Jin-Tae (Jang Dong-Kun, Coast Guard, 2099 Lost Memories) and his younger brother Jin-Seok (Won Bin, Guns & Talks) live in idyllic life in rural Korea.  Jin-Tae shines shoes to help earn money so that Jin-Seok can afford to go to school, where his grades are promising.  Jin-Tae doesn't mind, since he is going to marry Young-shin (Lee Eun-Ju, Garden of Heaven, White Room).  When the war breaks out, the army drafts Jin-Seok.  Jin-Tae tries to stop them, and ends up drafted also.  His new goal is to earn a medal so that he can request his brother be sent home.  Life on the field is horrific, and writer/director Kang Je-Gyu (Shiri, Rules of the Game) does not shy away from showing severed limbs, bloody bodies, and violent explosions.

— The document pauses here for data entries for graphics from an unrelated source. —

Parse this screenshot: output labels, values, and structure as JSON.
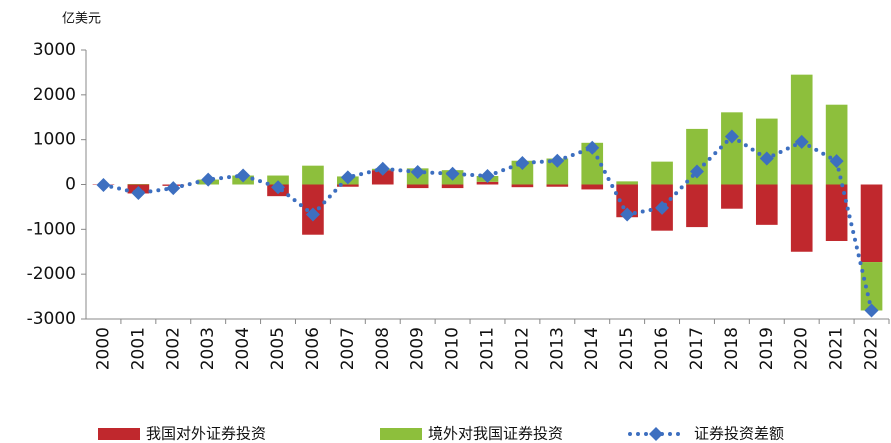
{
  "chart_data": {
    "type": "bar",
    "ylabel": "亿美元",
    "categories": [
      "2000",
      "2001",
      "2002",
      "2003",
      "2004",
      "2005",
      "2006",
      "2007",
      "2008",
      "2009",
      "2010",
      "2011",
      "2012",
      "2013",
      "2014",
      "2015",
      "2016",
      "2017",
      "2018",
      "2019",
      "2020",
      "2021",
      "2022"
    ],
    "series": [
      {
        "name": "我国对外证券投资",
        "type": "bar",
        "color": "#c0282d",
        "values": [
          -10,
          -200,
          -30,
          0,
          0,
          -260,
          -1120,
          -50,
          320,
          -80,
          -80,
          60,
          -60,
          -50,
          -110,
          -730,
          -1030,
          -950,
          -540,
          -900,
          -1500,
          -1260,
          -1730
        ]
      },
      {
        "name": "境外对我国证券投资",
        "type": "bar",
        "color": "#8dbf3c",
        "values": [
          0,
          10,
          0,
          110,
          200,
          200,
          420,
          180,
          30,
          360,
          320,
          130,
          530,
          580,
          930,
          70,
          510,
          1240,
          1610,
          1470,
          2450,
          1780,
          -1080
        ]
      },
      {
        "name": "证券投资差额",
        "type": "line",
        "color": "#3d6fc0",
        "values": [
          -10,
          -190,
          -80,
          110,
          200,
          -60,
          -670,
          160,
          350,
          280,
          240,
          190,
          480,
          530,
          820,
          -670,
          -520,
          290,
          1070,
          580,
          950,
          520,
          -2810
        ]
      }
    ],
    "ylim": [
      -3000,
      3000
    ],
    "yticks": [
      -3000,
      -2000,
      -1000,
      0,
      1000,
      2000,
      3000
    ],
    "grid": false,
    "legend": "bottom"
  }
}
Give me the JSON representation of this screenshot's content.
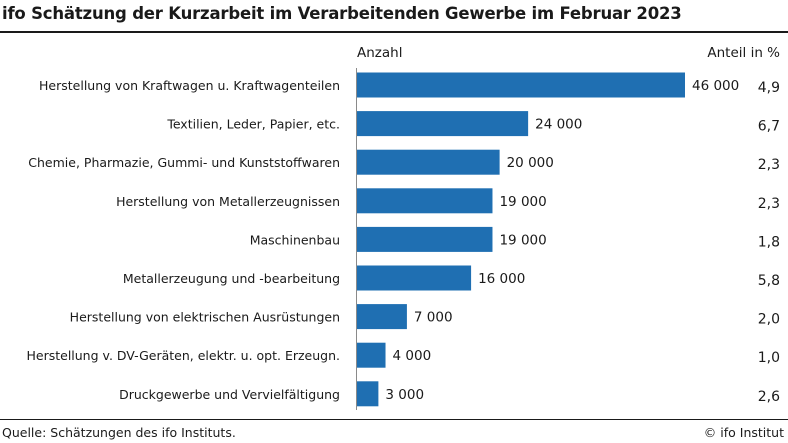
{
  "header": {
    "title": "ifo Schätzung der Kurzarbeit im Verarbeitenden Gewerbe im Februar 2023"
  },
  "footer": {
    "source": "Quelle: Schätzungen des ifo Instituts.",
    "copyright": "© ifo Institut"
  },
  "chart_data": {
    "type": "bar",
    "orientation": "horizontal",
    "title": "ifo Schätzung der Kurzarbeit im Verarbeitenden Gewerbe im Februar 2023",
    "column_headers": {
      "values": "Anzahl",
      "share": "Anteil in %"
    },
    "categories": [
      "Herstellung von Kraftwagen u. Kraftwagenteilen",
      "Textilien, Leder, Papier, etc.",
      "Chemie, Pharmazie, Gummi- und Kunststoffwaren",
      "Herstellung von Metallerzeugnissen",
      "Maschinenbau",
      "Metallerzeugung und -bearbeitung",
      "Herstellung von elektrischen Ausrüstungen",
      "Herstellung v. DV-Geräten, elektr. u. opt. Erzeugn.",
      "Druckgewerbe und Vervielfältigung"
    ],
    "values": [
      46000,
      24000,
      20000,
      19000,
      19000,
      16000,
      7000,
      4000,
      3000
    ],
    "value_labels": [
      "46 000",
      "24 000",
      "20 000",
      "19 000",
      "19 000",
      "16 000",
      "7 000",
      "4 000",
      "3 000"
    ],
    "share_percent": [
      "4,9",
      "6,7",
      "2,3",
      "2,3",
      "1,8",
      "5,8",
      "2,0",
      "1,0",
      "2,6"
    ],
    "bar_color": "#1f6fb2",
    "xlim": [
      0,
      46000
    ]
  }
}
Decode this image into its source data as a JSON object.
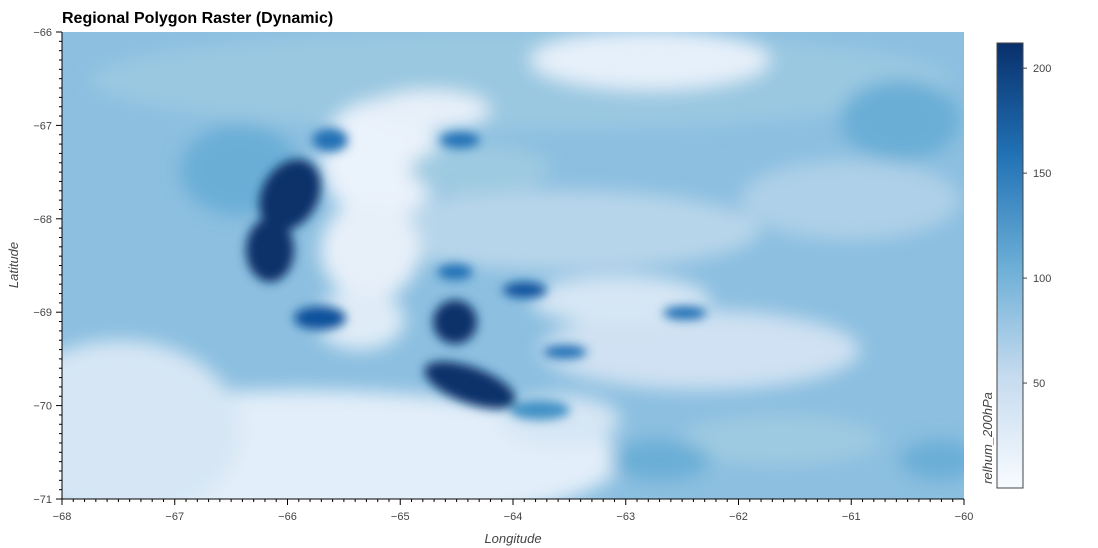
{
  "chart_data": {
    "type": "heatmap",
    "title": "Regional Polygon Raster (Dynamic)",
    "xlabel": "Longitude",
    "ylabel": "Latitude",
    "xlim": [
      -68,
      -60
    ],
    "ylim": [
      -71,
      -66
    ],
    "x_ticks": [
      "−68",
      "−67",
      "−66",
      "−65",
      "−64",
      "−63",
      "−62",
      "−61",
      "−60"
    ],
    "y_ticks": [
      "−66",
      "−67",
      "−68",
      "−69",
      "−70",
      "−71"
    ],
    "x_tick_values": [
      -68,
      -67,
      -66,
      -65,
      -64,
      -63,
      -62,
      -61,
      -60
    ],
    "y_tick_values": [
      -66,
      -67,
      -68,
      -69,
      -70,
      -71
    ],
    "colorbar": {
      "label": "relhum_200hPa",
      "range": [
        0,
        212
      ],
      "ticks": [
        "50",
        "100",
        "150",
        "200"
      ],
      "tick_values": [
        50,
        100,
        150,
        200
      ],
      "colormap": "Blues"
    },
    "features": [
      {
        "lon": -66.2,
        "lat": -67.8,
        "value": 205,
        "note": "dark band"
      },
      {
        "lon": -66.15,
        "lat": -68.3,
        "value": 210
      },
      {
        "lon": -65.8,
        "lat": -69.1,
        "value": 175
      },
      {
        "lon": -64.5,
        "lat": -69.1,
        "value": 210
      },
      {
        "lon": -64.4,
        "lat": -69.85,
        "value": 200
      },
      {
        "lon": -65.3,
        "lat": -67.9,
        "value": 20
      }
    ]
  }
}
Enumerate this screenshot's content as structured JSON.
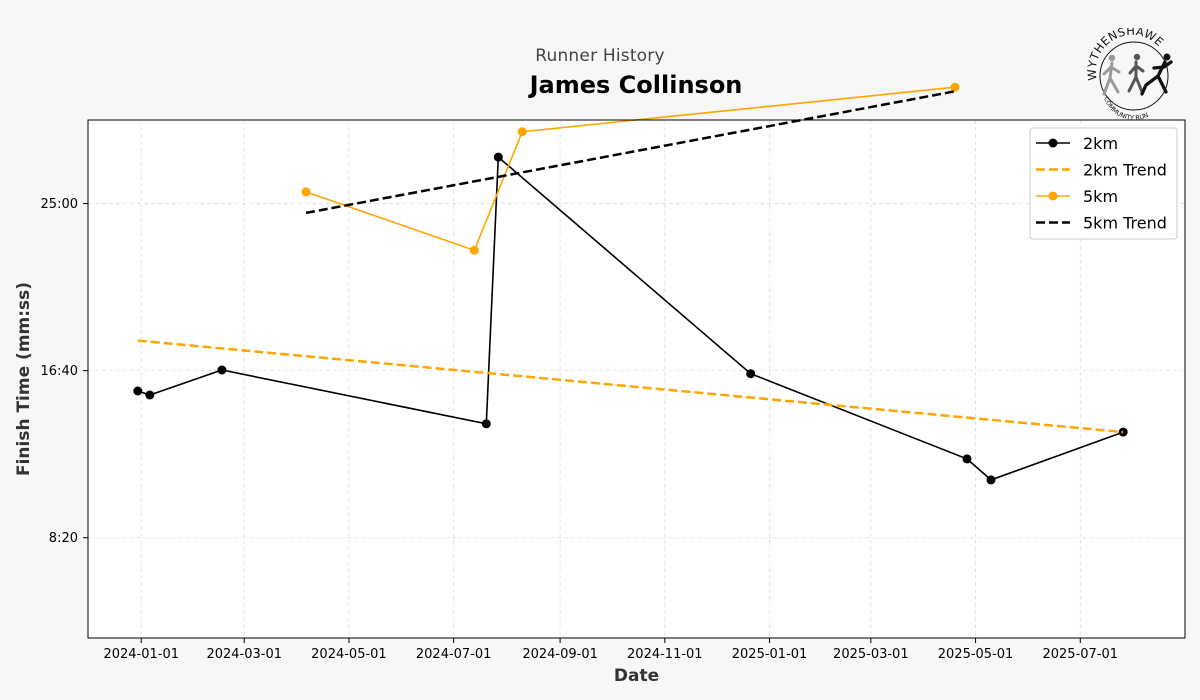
{
  "header": {
    "subtitle": "Runner History",
    "title": "James Collinson"
  },
  "logo": {
    "text_top": "WYTHENSHAWE",
    "text_bottom": "COMMUNITY RUN"
  },
  "colors": {
    "series_2km": "#000000",
    "series_5km": "#FFA500",
    "background": "#f7f7f7",
    "plot_background": "#ffffff"
  },
  "chart_data": {
    "type": "line",
    "xlabel": "Date",
    "ylabel": "Finish Time (mm:ss)",
    "x_type": "date",
    "xlim": [
      "2023-12-01",
      "2025-08-31"
    ],
    "ylim_seconds": [
      200,
      1750
    ],
    "x_ticks": [
      "2024-01-01",
      "2024-03-01",
      "2024-05-01",
      "2024-07-01",
      "2024-09-01",
      "2024-11-01",
      "2025-01-01",
      "2025-03-01",
      "2025-05-01",
      "2025-07-01"
    ],
    "y_ticks": [
      "8:20",
      "16:40",
      "25:00",
      "33:20"
    ],
    "y_tick_seconds": [
      500,
      1000,
      1500,
      2000
    ],
    "grid": true,
    "legend_position": "top-right",
    "series": [
      {
        "name": "2km",
        "style": "solid-marker",
        "color": "#000000",
        "points": [
          {
            "x": "2023-12-30",
            "y": "15:39"
          },
          {
            "x": "2024-01-06",
            "y": "15:27"
          },
          {
            "x": "2024-02-17",
            "y": "16:42"
          },
          {
            "x": "2024-07-20",
            "y": "14:01"
          },
          {
            "x": "2024-07-27",
            "y": "27:19"
          },
          {
            "x": "2024-12-21",
            "y": "16:31"
          },
          {
            "x": "2025-04-26",
            "y": "12:16"
          },
          {
            "x": "2025-05-10",
            "y": "11:13"
          },
          {
            "x": "2025-07-26",
            "y": "13:36"
          }
        ]
      },
      {
        "name": "2km Trend",
        "style": "dashed",
        "color": "#FFA500",
        "points": [
          {
            "x": "2023-12-30",
            "y": "18:10"
          },
          {
            "x": "2025-07-26",
            "y": "13:36"
          }
        ]
      },
      {
        "name": "5km",
        "style": "solid-marker",
        "color": "#FFA500",
        "points": [
          {
            "x": "2024-04-06",
            "y": "25:35"
          },
          {
            "x": "2024-07-13",
            "y": "22:40"
          },
          {
            "x": "2024-08-10",
            "y": "28:35"
          },
          {
            "x": "2025-04-19",
            "y": "30:48"
          }
        ]
      },
      {
        "name": "5km Trend",
        "style": "dashed",
        "color": "#000000",
        "points": [
          {
            "x": "2024-04-06",
            "y": "24:32"
          },
          {
            "x": "2025-04-19",
            "y": "30:36"
          }
        ]
      }
    ]
  }
}
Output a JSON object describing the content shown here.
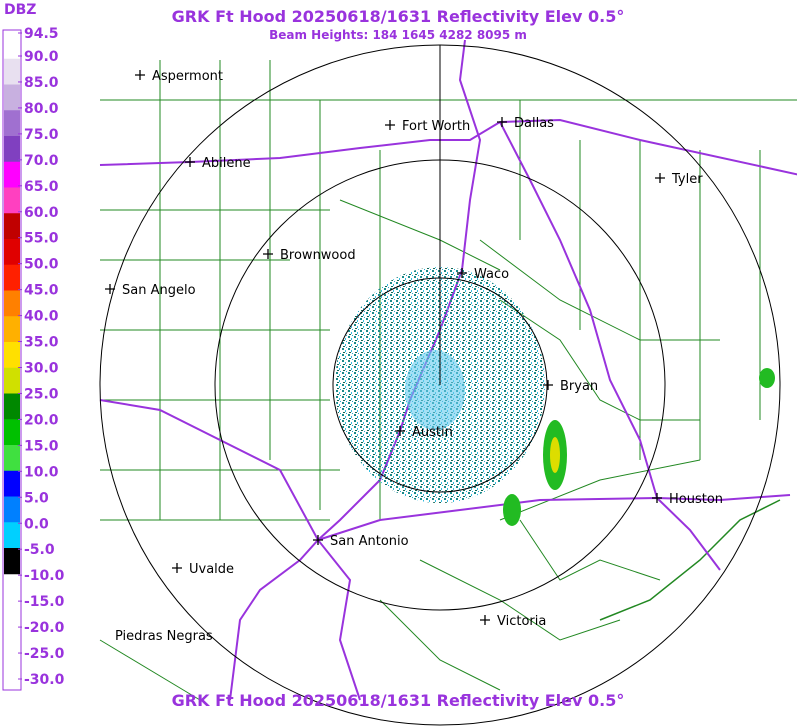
{
  "header": {
    "title": "GRK Ft Hood 20250618/1631 Reflectivity Elev 0.5°",
    "subtitle": "Beam Heights: 184 1645 4282 8095 m"
  },
  "footer": {
    "title": "GRK Ft Hood 20250618/1631 Reflectivity Elev 0.5°"
  },
  "colorbar": {
    "label": "DBZ",
    "ticks": [
      "94.5",
      "90.0",
      "85.0",
      "80.0",
      "75.0",
      "70.0",
      "65.0",
      "60.0",
      "55.0",
      "50.0",
      "45.0",
      "40.0",
      "35.0",
      "30.0",
      "25.0",
      "20.0",
      "15.0",
      "10.0",
      "5.0",
      "0.0",
      "-5.0",
      "-10.0",
      "-15.0",
      "-20.0",
      "-25.0",
      "-30.0"
    ]
  },
  "cities": [
    "Aspermont",
    "Fort Worth",
    "Dallas",
    "Abilene",
    "Tyler",
    "Brownwood",
    "Waco",
    "San Angelo",
    "Bryan",
    "Austin",
    "Houston",
    "San Antonio",
    "Uvalde",
    "Victoria",
    "Piedras Negras"
  ]
}
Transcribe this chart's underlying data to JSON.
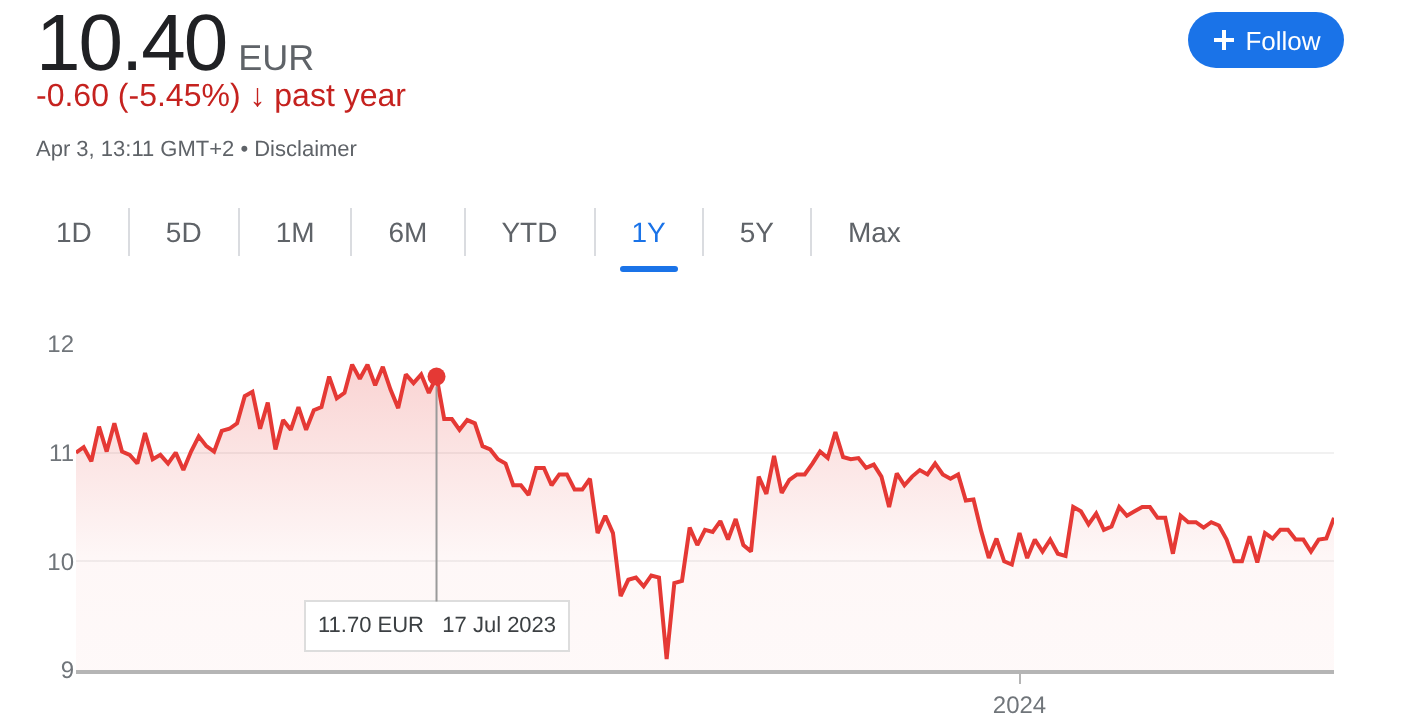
{
  "chart_data": {
    "type": "area",
    "title": "10.40",
    "subtitle": "-0.60 (-5.45%) ↓ past year",
    "annotations": [
      "EUR",
      "Apr 3, 13:11 GMT+2 • Disclaimer",
      "Follow",
      "1D",
      "5D",
      "1M",
      "6M",
      "YTD",
      "1Y",
      "5Y",
      "Max",
      {
        "text": "11.70 EUR  17 Jul 2023",
        "y": 11.7
      }
    ],
    "categories": [
      null,
      null,
      null,
      null,
      null,
      null,
      null,
      null,
      null,
      null,
      null,
      null,
      null,
      null,
      null,
      null,
      null,
      null,
      null,
      null,
      null,
      null,
      null,
      null,
      null,
      null,
      null,
      null,
      null,
      null,
      null,
      null,
      null,
      null,
      null,
      null,
      null,
      null,
      null,
      null,
      null,
      null,
      null,
      null,
      null,
      null,
      null,
      null,
      null,
      null,
      null,
      null,
      null,
      null,
      null,
      null,
      null,
      null,
      null,
      null,
      null,
      null,
      null,
      null,
      null,
      null,
      null,
      null,
      null,
      null,
      null,
      null,
      null,
      null,
      null,
      null,
      null,
      null,
      null,
      null,
      null,
      null,
      null,
      null,
      null,
      null,
      null,
      null,
      null,
      null,
      null,
      null,
      null,
      null,
      null,
      null,
      null,
      null,
      null,
      null,
      null,
      null,
      null,
      null,
      null,
      null,
      null,
      null,
      null,
      null,
      null,
      null,
      null,
      null,
      null,
      null,
      null,
      null,
      null,
      null,
      null,
      null,
      null,
      "2024",
      null,
      null,
      null,
      null,
      null,
      null,
      null,
      null,
      null,
      null,
      null,
      null,
      null,
      null,
      null,
      null,
      null,
      null,
      null,
      null,
      null,
      null,
      null,
      null,
      null,
      null,
      null,
      null,
      null,
      null,
      null,
      null,
      null,
      null,
      null,
      null,
      null,
      null,
      null,
      null,
      null
    ],
    "series": [
      {
        "color": "#e53935",
        "values": [
          11.0,
          11.05,
          10.92,
          11.24,
          11.01,
          11.27,
          11.01,
          10.98,
          10.9,
          11.18,
          10.94,
          10.98,
          10.9,
          11.0,
          10.84,
          11.01,
          11.15,
          11.06,
          11.01,
          11.2,
          11.22,
          11.27,
          11.52,
          11.56,
          11.22,
          11.46,
          11.03,
          11.3,
          11.21,
          11.42,
          11.21,
          11.39,
          11.42,
          11.7,
          11.5,
          11.55,
          11.81,
          11.68,
          11.81,
          11.62,
          11.79,
          11.58,
          11.41,
          11.72,
          11.64,
          11.72,
          11.55,
          11.7,
          11.31,
          11.31,
          11.21,
          11.3,
          11.27,
          11.06,
          11.03,
          10.94,
          10.9,
          10.7,
          10.7,
          10.61,
          10.86,
          10.86,
          10.7,
          10.8,
          10.8,
          10.66,
          10.66,
          10.76,
          10.26,
          10.42,
          10.26,
          9.68,
          9.83,
          9.85,
          9.77,
          9.87,
          9.85,
          9.1,
          9.8,
          9.82,
          10.31,
          10.15,
          10.29,
          10.27,
          10.37,
          10.2,
          10.39,
          10.15,
          10.09,
          10.78,
          10.62,
          10.97,
          10.63,
          10.75,
          10.8,
          10.8,
          10.9,
          11.01,
          10.95,
          11.19,
          10.96,
          10.94,
          10.95,
          10.86,
          10.89,
          10.78,
          10.5,
          10.81,
          10.7,
          10.78,
          10.84,
          10.8,
          10.9,
          10.8,
          10.76,
          10.8,
          10.56,
          10.57,
          10.28,
          10.03,
          10.21,
          10.0,
          9.97,
          10.26,
          10.03,
          10.2,
          10.09,
          10.2,
          10.07,
          10.05,
          10.5,
          10.46,
          10.34,
          10.44,
          10.29,
          10.32,
          10.5,
          10.42,
          10.46,
          10.5,
          10.5,
          10.4,
          10.4,
          10.07,
          10.42,
          10.36,
          10.36,
          10.31,
          10.36,
          10.33,
          10.2,
          10.0,
          10.0,
          10.23,
          9.99,
          10.26,
          10.21,
          10.29,
          10.29,
          10.2,
          10.2,
          10.09,
          10.2,
          10.21,
          10.4
        ]
      },
      {
        "type": "scatter",
        "color": "#e53935",
        "marker": "circle",
        "values": [
          null,
          null,
          null,
          null,
          null,
          null,
          null,
          null,
          null,
          null,
          null,
          null,
          null,
          null,
          null,
          null,
          null,
          null,
          null,
          null,
          null,
          null,
          null,
          null,
          null,
          null,
          null,
          null,
          null,
          null,
          null,
          null,
          null,
          null,
          null,
          null,
          null,
          null,
          null,
          null,
          null,
          null,
          null,
          null,
          null,
          null,
          null,
          11.7,
          null,
          null,
          null,
          null,
          null,
          null,
          null,
          null,
          null,
          null,
          null,
          null,
          null,
          null,
          null,
          null,
          null,
          null,
          null,
          null,
          null,
          null,
          null,
          null,
          null,
          null,
          null,
          null,
          null,
          null,
          null,
          null,
          null,
          null,
          null,
          null,
          null,
          null,
          null,
          null,
          null,
          null,
          null,
          null,
          null,
          null,
          null,
          null,
          null,
          null,
          null,
          null,
          null,
          null,
          null,
          null,
          null,
          null,
          null,
          null,
          null,
          null,
          null,
          null,
          null,
          null,
          null,
          null,
          null,
          null,
          null,
          null,
          null,
          null,
          null,
          null,
          null,
          null,
          null,
          null,
          null,
          null,
          null,
          null,
          null,
          null,
          null,
          null,
          null,
          null,
          null,
          null,
          null,
          null,
          null,
          null,
          null,
          null,
          null,
          null,
          null,
          null,
          null,
          null,
          null,
          null,
          null,
          null,
          null,
          null,
          null,
          null,
          null,
          null,
          null,
          null,
          null
        ]
      }
    ],
    "ylim": [
      9,
      12
    ],
    "yticks": [
      9,
      10,
      11,
      12
    ],
    "grid": "y"
  }
}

As war continues, the two brothers begin a profound change.  Jin-Seok sees what is happening around him and it sickens him.  He doesn't believe that there is any point to all this death, violence, and destruction.  Jin-Tae goes down the opposite path.  He exults in the praise heaped upon him as he volunteers for increasingly dangerous missions in his quest for a medal.  His desire to keep his brother safe becomes an excuse to kill.  Every time Jin-Tae goes into battle, a blood lust takes over, and he is an unstoppable killing machine.  He soon cares little for anything, he just wants to kill.  When he engages the North, he sees enemies, not people.  Seeing the change in his brother disgusts Jin-Seok, driving a wedge between the once close friends.

This is a very long film.  And like most other Asian films it is pretty melodramatic.  When the violence stops, the acting is a little to hammy for most American audiences, and the successive turns of the plot, especially the final act of the film grow a little incredulous.  Yet, this and the fact that the legacy of the Korean War lives on, is probably what made it so popular in Korea.  Kang wants to show how dramatically war changes two people, but the lengths he is willing to go borders on the ridiculous.  Moreover, when those two people are brothers, the loss of emotional closeness becomes devastating.  TaeGukGi really slows down when this happens, and also takes about forty-five minutes to get into its groove.  These annoying moments contrast very sharply with Kang's battlefield confrontations between Jin-Seok and Jin-Tae, which are powerful in their intensity. 

Mongoose Rates It: Not Bad.
2 hours, 20 minutes, Korean with English subtitles, Rated R for strong graphic sequences of war violence.